Jason and Tracey were taken to Rotherham District Hospital accident and emergency department where they were treated for minor burns and shock. Both are adamant that the other is to blame.

“I’m furious” said Jason, “I’ve got a face like a mange-ridden dog and my left eyebrow’s not there any more. I don’t know about Ben Hur – Gone With The Wind would be more appropriate. You don’t just let rip in someone’s face like that. It’s dangerous.”

But Tracey remains both angry and unrepentant;

“I’m still in agony,” she said, “and  Charlton Heston looks more like Sidney bloody Poitier now. Jason shouldn’t have had a fag on the go when he’s doing close up work, there’s no way I’d guff on purpose. He’d had me on all fours for nearly an hour. I can only put up with that for so long before nature takes its course. My Kev knows that I give him my five-second warning, and I’d have done the same for Jason, but I didn’t get chance – it just quietly crept out.”

Ted Walters from the South Yorkshire Fire and Rescue service wasn’t surprised when we asked him to comment on what had happened “People just don’t appreciate the dangers“  he told us, “We get more call outs to flatulence ignition incidents than kitchen fires these days now that people have moved over to oven chips. We have a slogan ‘Flame ‘n fart – keep ’em apart’. Anyone engaging in an arse-inking scenario would do well to bear that in mind in future.”

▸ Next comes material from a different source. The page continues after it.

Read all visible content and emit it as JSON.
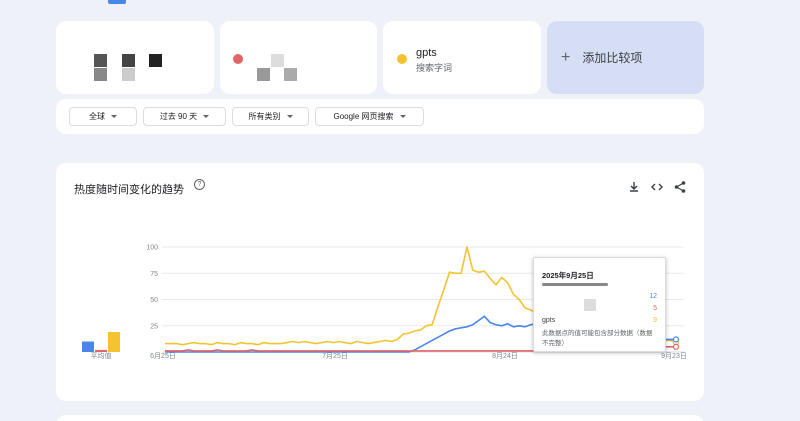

On behalf of the entire Fire and Rescue service, we wish them both a swift recovery.

You couldn’t make it up!

12 Comments

Funniest post ever Bob.
You’ll have to do another on the details of the charges just released by the SFO against the NZ First Foundation.
It will generate as much mirth as the Yorkshire whale !
I bet the trustees are having many a sleepless night.

Priceless! Thank You

“Part time XXXL Model Tracy Munter” ?? Shades of Vicki Pollard. Try googling best bogan baby names of 2020 and suddenly you realise that this may actually be all too real.

gold

The report was from the Rotheram Bugle which is a satire site like The Onion or The Civilian. They specialise in stories you could make up!

hahahahaha that’s the funniest thing I have read in many moons, !! It would never be published here far too un-PC poking fun at fatties, smokers, tattoos, .. haha brilliant Sir Bob !

Bit of a bummer really.
Would appear to be more Chariots of Fire than Gone with the Wind.
Surely Jason Burns must have had some ink ling.

Hilarious!!! I love the tattooists sense of humour too … very British!

Pure gold sir bob ! Crying with laughter , can’t beat the poms for humour

Omg most hilarious thing ever read during our lockdown

Common arson.

As we all know life can imitate art.With this in mind I think greater care should be taken in the furture if there is ever exploration for gas on the moon.